Critics seized on this as evidence of the slipperiness of germ theory. Pasteur claims to be working on one disease, they sneered, but instead is working on another. To this notion Pasteur responded indignantly, “This is indeed a new disease produced by a new microbe; neither the microbe nor the disease has been described before. This tenacity in research, Monsieur, is the honor of our work, and it was because we, my collaborators and myself, pursued these experimental combinations that we were able to demonstrate that the new disease existed in the buccal mucus of children who had died of the same disease as well as in the saliva of perfectly healthy persons. It was then, and only then, that I had the right to assert that the new disease had no relation with rabies.”

If rabies was not pneumococcus, then what was it, exactly? Despite a thorough investigation using all the tools of the Pasteur laboratory, no combination of methods and media available to Pasteur and his assistants would yield a microbial cause for rabies. Even as Pasteur’s team discovered that the infectious principle for rabies resided in the central nervous system as well as in the salivary glands, they failed to culture a pathogen from either location. Thanks largely to the work of Pasteur himself, it was by this time a basic tenet of medical science that infectious diseases are caused by specific demonstrable microorganisms. Robert Koch’s famous “postulates,” first articulated in 1880, had made clear the relationship between microorganisms and disease, defining a disease-causing microbe as one that appears exclusively in diseased individuals; that can be isolated and cultured from a diseased host; that will cause disease when next introduced into a susceptible host; and that can be subsequently recovered from the experimental host and shown to be identical in culture to the microbe originally isolated. For rabies, not a single one of these conditions
had been met. Koch’s precepts have often been summed up with the phrase “one disease, one microbe,” and Pasteur concurred with this view, but his vision saw a third term in this equation: one vaccine. He believed that every disease-causing microbe, once isolated, could be attenuated so as to safely confer immunity on a potential host. But it was hard to see how this equation could hold true unless a pathogen could be isolated, identified, trapped under glass, and then tamed.

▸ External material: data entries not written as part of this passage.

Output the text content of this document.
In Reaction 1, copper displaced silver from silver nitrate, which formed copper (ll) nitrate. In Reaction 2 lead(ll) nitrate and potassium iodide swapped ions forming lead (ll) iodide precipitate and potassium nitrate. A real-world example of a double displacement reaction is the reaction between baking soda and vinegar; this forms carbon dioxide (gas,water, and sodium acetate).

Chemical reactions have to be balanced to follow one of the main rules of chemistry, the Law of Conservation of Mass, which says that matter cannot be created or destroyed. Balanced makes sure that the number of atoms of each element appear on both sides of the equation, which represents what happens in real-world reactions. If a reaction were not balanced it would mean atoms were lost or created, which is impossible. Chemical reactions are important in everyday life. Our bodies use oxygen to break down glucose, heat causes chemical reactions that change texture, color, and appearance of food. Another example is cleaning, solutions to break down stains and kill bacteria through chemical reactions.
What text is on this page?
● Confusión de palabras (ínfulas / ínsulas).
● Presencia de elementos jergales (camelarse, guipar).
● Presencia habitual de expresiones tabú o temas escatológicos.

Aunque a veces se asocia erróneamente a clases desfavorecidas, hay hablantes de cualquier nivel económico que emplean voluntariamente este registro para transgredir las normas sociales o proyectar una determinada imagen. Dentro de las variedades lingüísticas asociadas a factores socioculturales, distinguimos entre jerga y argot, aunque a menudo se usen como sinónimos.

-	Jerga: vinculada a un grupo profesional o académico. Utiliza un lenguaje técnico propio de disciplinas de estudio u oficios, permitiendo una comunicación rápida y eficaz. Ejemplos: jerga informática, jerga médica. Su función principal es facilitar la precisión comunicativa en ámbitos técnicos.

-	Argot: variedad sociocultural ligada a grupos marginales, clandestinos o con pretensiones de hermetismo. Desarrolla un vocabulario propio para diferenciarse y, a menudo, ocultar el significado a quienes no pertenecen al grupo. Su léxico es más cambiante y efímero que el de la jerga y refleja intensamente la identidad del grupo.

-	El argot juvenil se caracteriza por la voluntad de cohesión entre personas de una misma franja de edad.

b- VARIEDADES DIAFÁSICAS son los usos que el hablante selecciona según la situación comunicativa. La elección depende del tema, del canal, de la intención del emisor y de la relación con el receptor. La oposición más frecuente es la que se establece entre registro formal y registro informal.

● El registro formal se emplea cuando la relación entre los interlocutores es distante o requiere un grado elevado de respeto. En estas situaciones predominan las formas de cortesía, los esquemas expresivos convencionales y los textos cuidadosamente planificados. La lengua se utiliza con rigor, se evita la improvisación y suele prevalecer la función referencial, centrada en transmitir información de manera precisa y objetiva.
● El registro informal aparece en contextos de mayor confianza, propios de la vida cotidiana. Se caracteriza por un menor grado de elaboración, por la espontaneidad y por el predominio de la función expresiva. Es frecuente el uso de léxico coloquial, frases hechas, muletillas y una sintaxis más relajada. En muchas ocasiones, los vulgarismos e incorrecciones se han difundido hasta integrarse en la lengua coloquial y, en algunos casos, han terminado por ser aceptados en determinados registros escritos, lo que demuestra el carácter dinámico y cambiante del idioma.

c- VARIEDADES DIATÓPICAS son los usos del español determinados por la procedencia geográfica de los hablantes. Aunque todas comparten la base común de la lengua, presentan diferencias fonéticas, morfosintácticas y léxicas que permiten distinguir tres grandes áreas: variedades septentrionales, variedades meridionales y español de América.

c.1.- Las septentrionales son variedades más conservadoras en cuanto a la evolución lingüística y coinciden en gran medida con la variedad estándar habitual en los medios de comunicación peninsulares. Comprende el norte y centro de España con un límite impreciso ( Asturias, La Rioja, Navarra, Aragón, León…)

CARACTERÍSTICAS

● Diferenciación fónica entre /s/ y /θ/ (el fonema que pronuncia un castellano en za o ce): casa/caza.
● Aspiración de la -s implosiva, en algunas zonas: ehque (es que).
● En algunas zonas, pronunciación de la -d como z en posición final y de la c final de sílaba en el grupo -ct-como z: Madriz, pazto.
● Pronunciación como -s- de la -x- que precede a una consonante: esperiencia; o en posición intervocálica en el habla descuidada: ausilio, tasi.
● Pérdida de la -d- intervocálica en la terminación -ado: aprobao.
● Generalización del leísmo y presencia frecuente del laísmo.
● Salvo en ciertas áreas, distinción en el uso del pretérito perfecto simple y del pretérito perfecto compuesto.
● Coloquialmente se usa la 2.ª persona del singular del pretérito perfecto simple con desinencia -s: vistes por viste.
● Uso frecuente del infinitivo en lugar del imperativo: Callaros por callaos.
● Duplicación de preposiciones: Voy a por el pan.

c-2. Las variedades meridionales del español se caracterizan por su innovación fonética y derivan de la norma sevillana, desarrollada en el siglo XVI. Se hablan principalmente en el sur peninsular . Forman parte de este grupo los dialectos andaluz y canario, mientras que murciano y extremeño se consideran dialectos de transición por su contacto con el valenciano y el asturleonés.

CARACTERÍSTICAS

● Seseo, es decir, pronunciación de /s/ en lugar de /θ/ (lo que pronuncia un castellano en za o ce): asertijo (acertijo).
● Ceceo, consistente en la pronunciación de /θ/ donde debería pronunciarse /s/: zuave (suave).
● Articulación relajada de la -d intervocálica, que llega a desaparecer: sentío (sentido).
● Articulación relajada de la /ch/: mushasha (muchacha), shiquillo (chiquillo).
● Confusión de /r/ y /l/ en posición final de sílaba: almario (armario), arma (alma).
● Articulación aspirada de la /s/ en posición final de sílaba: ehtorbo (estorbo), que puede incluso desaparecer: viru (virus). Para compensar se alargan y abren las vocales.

Pasteur referred to the unseen—and apparently unseeable—agent of rabies as a virus. As his biographer Patrice Debré observed a century later, the word “virus” had until that point been associated with a darkly mysterious etiology: with miasmas, with poisons, with plagues. Rabies behaved as though it were a microbic contagion, and so Pasteur maintained absolute faith that it was one, even though he could neither culture it in broth nor observe it under the light microscope. The word “virus” conveyed his uncertainty of rabies’ specific form and characteristics. It was not until 1898 that a “virus” was scientifically defined as a microbe that is invisible under the light microscope and can pass through a filter designed to trap bacteria; it was not until 1903 that it was experimentally demonstrated that the agent of rabies fit squarely within this category.